Santa Clara de Assis, admirada e conhecida como fiel discípula de São Francisco que, por sua vez, a iniciou no seguimento do caminho do Filho de Deus, foi a grande mulher orante, contemplativa e intercessora, recolhida com as suas Irmãs Pobres no estreito convento do Mosteiro de São Damião de Assis. Ela escolheu viver uma vida “segundo a perfeição do santo Evangelho” (RSC VI 3) e abraçou a santíssima vida de pobreza, morando à beira da estrada, fora da segurança dos muros de Assis.
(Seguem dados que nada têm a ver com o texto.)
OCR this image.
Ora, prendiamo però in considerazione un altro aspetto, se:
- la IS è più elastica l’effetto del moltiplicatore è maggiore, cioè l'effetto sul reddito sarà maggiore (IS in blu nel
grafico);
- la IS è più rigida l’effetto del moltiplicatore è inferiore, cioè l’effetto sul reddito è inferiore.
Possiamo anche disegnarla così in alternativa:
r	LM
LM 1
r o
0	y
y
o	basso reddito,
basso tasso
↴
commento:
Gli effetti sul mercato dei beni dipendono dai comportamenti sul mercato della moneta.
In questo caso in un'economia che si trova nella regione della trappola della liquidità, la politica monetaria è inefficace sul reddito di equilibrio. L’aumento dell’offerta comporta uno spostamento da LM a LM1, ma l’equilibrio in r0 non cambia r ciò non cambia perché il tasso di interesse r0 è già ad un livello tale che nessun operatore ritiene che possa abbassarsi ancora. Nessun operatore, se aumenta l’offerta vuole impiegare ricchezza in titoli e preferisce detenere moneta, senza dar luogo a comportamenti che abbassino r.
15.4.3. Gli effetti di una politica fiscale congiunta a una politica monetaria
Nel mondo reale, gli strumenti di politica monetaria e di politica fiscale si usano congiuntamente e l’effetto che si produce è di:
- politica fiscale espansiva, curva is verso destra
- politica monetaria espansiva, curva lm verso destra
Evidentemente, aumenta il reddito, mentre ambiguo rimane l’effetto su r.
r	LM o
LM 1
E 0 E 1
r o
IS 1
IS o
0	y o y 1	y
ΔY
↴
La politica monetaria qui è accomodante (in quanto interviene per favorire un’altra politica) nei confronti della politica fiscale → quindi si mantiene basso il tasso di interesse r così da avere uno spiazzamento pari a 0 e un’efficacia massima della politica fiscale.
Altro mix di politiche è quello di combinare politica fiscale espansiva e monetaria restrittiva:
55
Clara jamais se isolou das aflições e dores dos homens e das mulheres do seu tempo: sejam as pessoas que habitavam na segurança fortificada da cidade de Assis, como as que, como ela, viviam do “lado de fora” a sorte dos pobres, leprosos, marginalizados e de todos que depositavam sua única e última confiança na providência de Deus.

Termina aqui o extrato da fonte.